Bakterien auf den Barrikaden

Antibiotika bekämpfen Bakterien und heilen Krankheiten – das tun sie jedoch immer seltener. Welche Gründe gibt es dafür und was kann man dagegen tun? Diesen Fragen ist Anne Stiller nachgegangen.

Baketrien
Wissenschaftler*innen vermuten, dass Bakterien immer schneller eine Resistenz gegen Antibiotika entwickeln. Illustration: Antonia Böker

Das Jahr 2020 hat uns gelehrt, wie wichtig Medikamente für eine Gesellschaft sind. Was aber, wenn sie nicht mehr wirken? Antibiotika, also Wirkstoffe gegen bakterielle Erkrankungen, sind solche Medikamente.
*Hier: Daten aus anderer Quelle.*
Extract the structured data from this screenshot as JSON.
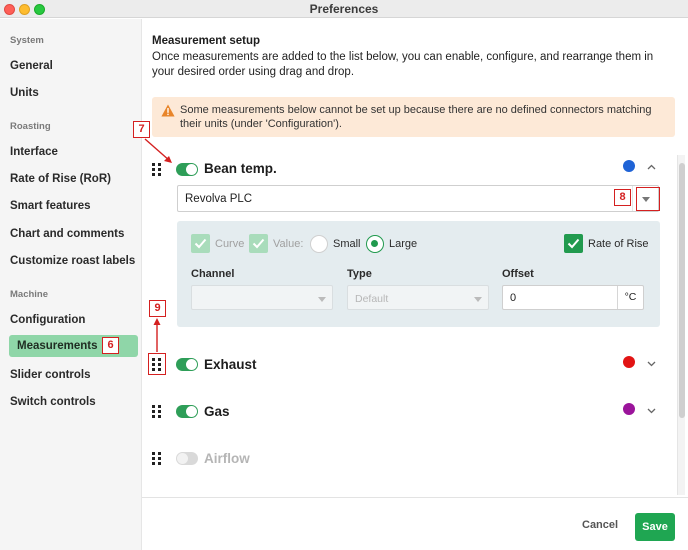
{
  "window": {
    "title": "Preferences"
  },
  "sidebar": {
    "sections": [
      {
        "label": "System",
        "items": [
          "General",
          "Units"
        ]
      },
      {
        "label": "Roasting",
        "items": [
          "Interface",
          "Rate of Rise (RoR)",
          "Smart features",
          "Chart and comments",
          "Customize roast labels"
        ]
      },
      {
        "label": "Machine",
        "items": [
          "Configuration",
          "Measurements",
          "Slider controls",
          "Switch controls"
        ]
      }
    ],
    "active_item": "Measurements"
  },
  "main": {
    "heading": "Measurement setup",
    "description": "Once measurements are added to the list below, you can enable, configure, and rearrange them in your desired order using drag and drop.",
    "warning": "Some measurements below cannot be set up because there are no defined connectors matching their units (under 'Configuration')."
  },
  "measurements": [
    {
      "name": "Bean temp.",
      "enabled": true,
      "color": "#1f63d6",
      "expanded": true
    },
    {
      "name": "Exhaust",
      "enabled": true,
      "color": "#e21414",
      "expanded": false
    },
    {
      "name": "Gas",
      "enabled": true,
      "color": "#9b149b",
      "expanded": false
    },
    {
      "name": "Airflow",
      "enabled": false,
      "color": "",
      "expanded": false
    }
  ],
  "bean_temp_config": {
    "connector": "Revolva PLC",
    "options": {
      "curve_label": "Curve",
      "value_label": "Value:",
      "small_label": "Small",
      "large_label": "Large",
      "ror_label": "Rate of Rise",
      "selected_size": "Large"
    },
    "channel": {
      "label": "Channel",
      "value": ""
    },
    "type": {
      "label": "Type",
      "placeholder": "Default"
    },
    "offset": {
      "label": "Offset",
      "value": "0",
      "unit": "°C"
    }
  },
  "annotations": {
    "a6": "6",
    "a7": "7",
    "a8": "8",
    "a9": "9"
  },
  "footer": {
    "cancel_label": "Cancel",
    "save_label": "Save"
  },
  "icons": {
    "warning": "warning-triangle-icon",
    "drag": "drag-handle-icon",
    "check": "checkmark-icon"
  }
}
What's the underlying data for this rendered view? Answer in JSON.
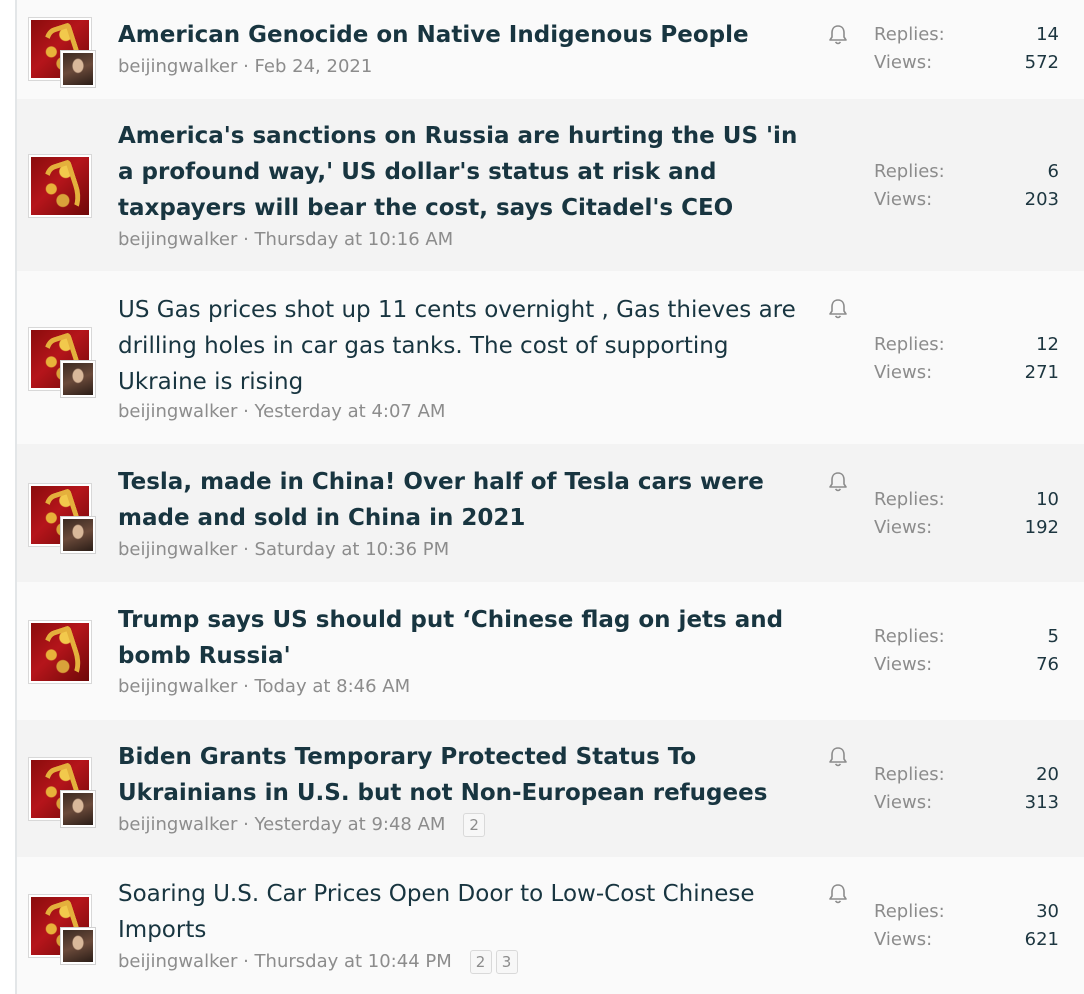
{
  "threads": [
    {
      "title": "American Genocide on Native Indigenous People",
      "author": "beijingwalker",
      "date": "Feb 24, 2021",
      "pages": [],
      "replies_label": "Replies:",
      "replies": "14",
      "views_label": "Views:",
      "views": "572",
      "bold": true,
      "watched": true
    },
    {
      "title": "America's sanctions on Russia are hurting the US 'in a profound way,' US dollar's status at risk and taxpayers will bear the cost, says Citadel's CEO",
      "author": "beijingwalker",
      "date": "Thursday at 10:16 AM",
      "pages": [],
      "replies_label": "Replies:",
      "replies": "6",
      "views_label": "Views:",
      "views": "203",
      "bold": true,
      "watched": false
    },
    {
      "title": "US Gas prices shot up 11 cents overnight , Gas thieves are drilling holes in car gas tanks. The cost of supporting Ukraine is rising",
      "author": "beijingwalker",
      "date": "Yesterday at 4:07 AM",
      "pages": [],
      "replies_label": "Replies:",
      "replies": "12",
      "views_label": "Views:",
      "views": "271",
      "bold": false,
      "watched": true
    },
    {
      "title": "Tesla, made in China! Over half of Tesla cars were made and sold in China in 2021",
      "author": "beijingwalker",
      "date": "Saturday at 10:36 PM",
      "pages": [],
      "replies_label": "Replies:",
      "replies": "10",
      "views_label": "Views:",
      "views": "192",
      "bold": true,
      "watched": true
    },
    {
      "title": "Trump says US should put ‘Chinese flag on jets and bomb Russia'",
      "author": "beijingwalker",
      "date": "Today at 8:46 AM",
      "pages": [],
      "replies_label": "Replies:",
      "replies": "5",
      "views_label": "Views:",
      "views": "76",
      "bold": true,
      "watched": false
    },
    {
      "title": "Biden Grants Temporary Protected Status To Ukrainians in U.S. but not Non-European refugees",
      "author": "beijingwalker",
      "date": "Yesterday at 9:48 AM",
      "pages": [
        "2"
      ],
      "replies_label": "Replies:",
      "replies": "20",
      "views_label": "Views:",
      "views": "313",
      "bold": true,
      "watched": true
    },
    {
      "title": "Soaring U.S. Car Prices Open Door to Low-Cost Chinese Imports",
      "author": "beijingwalker",
      "date": "Thursday at 10:44 PM",
      "pages": [
        "2",
        "3"
      ],
      "replies_label": "Replies:",
      "replies": "30",
      "views_label": "Views:",
      "views": "621",
      "bold": false,
      "watched": true
    }
  ]
}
Wissenschaftler*innen der Freien Universität Berlin und der Eidgenössischen Technischen Hochschule Zürich vermuten, dass die Arzneimittel immer schneller an Wirksamkeit verlieren.
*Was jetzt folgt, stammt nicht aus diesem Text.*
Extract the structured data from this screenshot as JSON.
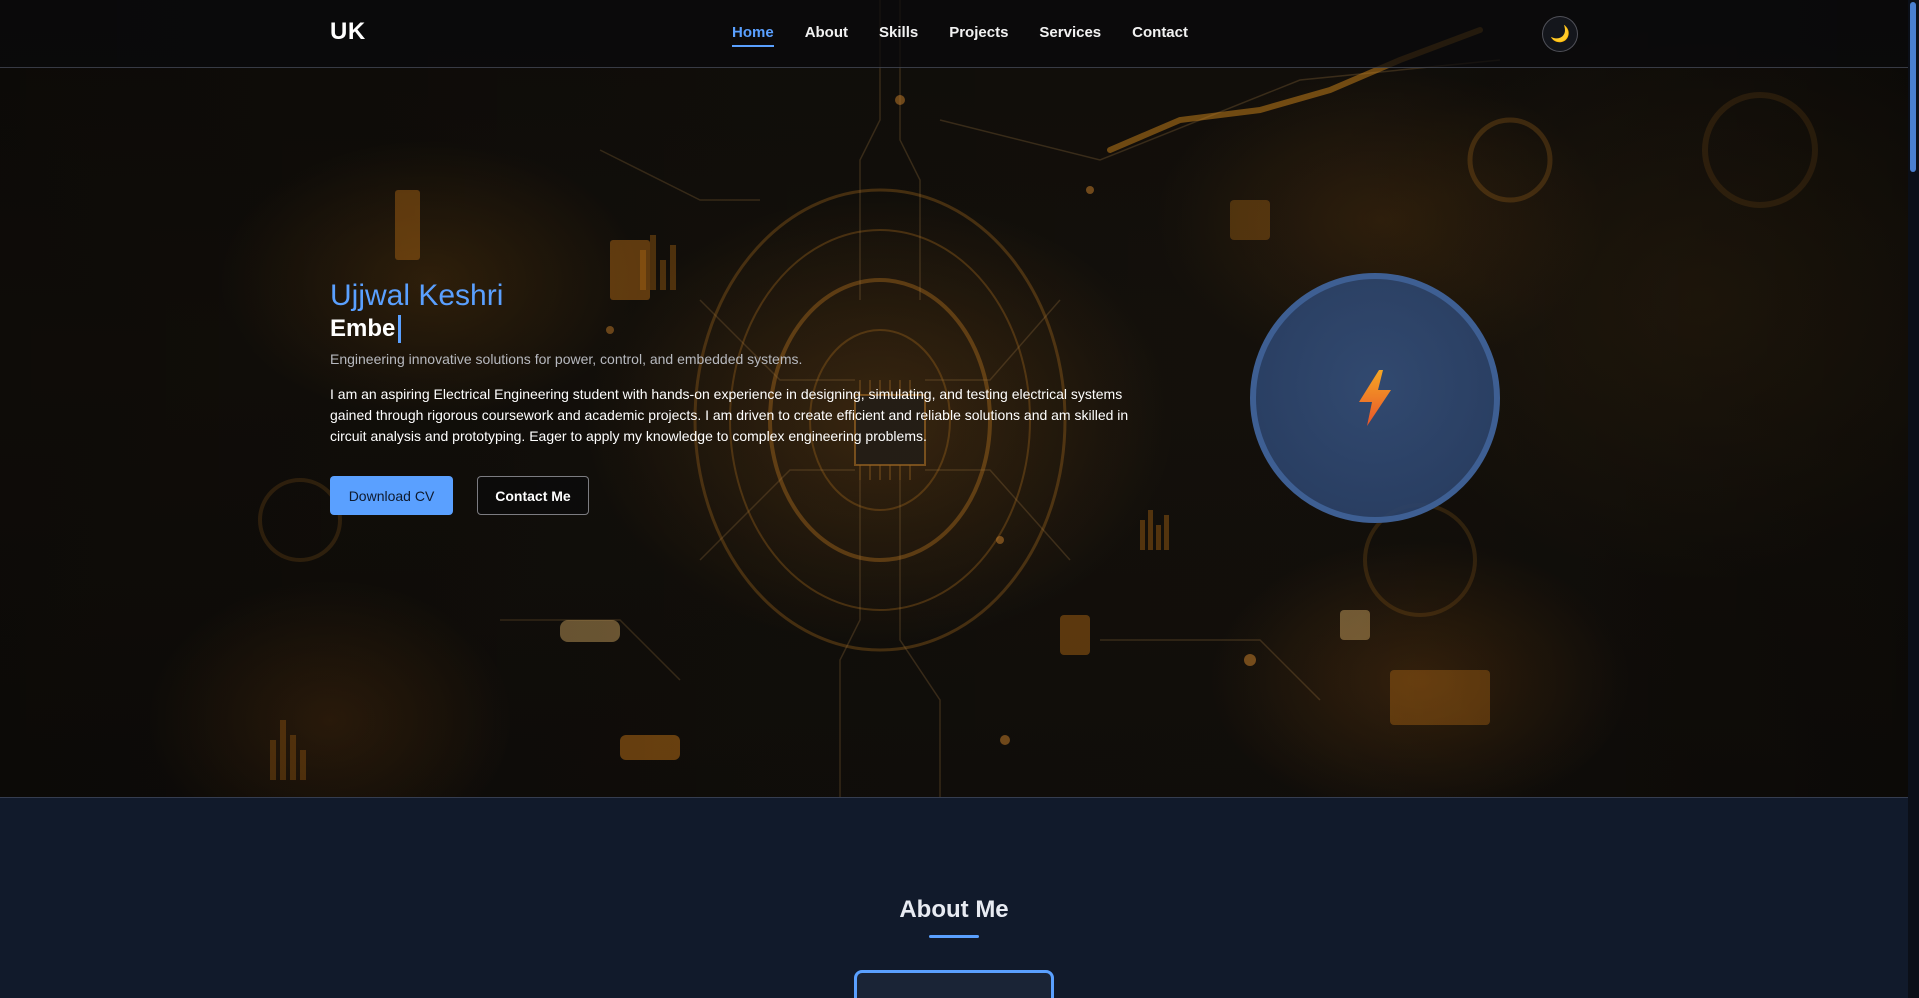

Die Forscher*innen analysierten Studiendaten zu Resistenzen gegen Antibiotika und Fungizide, also Mittel gegen Pilze, die vor allem in der Landwirtschaft verwendet werden. „Der zeitliche Abstand zwischen der Einführung eines neuen Fungizids und dem Auftreten erster dagegen resistenter Keime wird immer kürzer“, erklärt der Evolutionsbiologe Jens Rolff von der Freien Universität und Mitautor der Studie. Er vermutet, dass es diesen Trend auch bei Antibiotika gäbe, allerdings seien die verfügbaren Forschungsergebnisse wenig belastbar, da die Originaldaten oftmals fehlten.

Dass Bakterien mutieren und dadurch resistent werden, ist ein natürlicher Vorgang der Evolution. Deshalb sind die Ergebnisse aber nicht weniger alarmierend. Die Weltgesundheitsorganisation (WHO) stuft etwa antibiotikaresistente Keime als eine der größten Herausforderungen des Gesundheitssystems ein.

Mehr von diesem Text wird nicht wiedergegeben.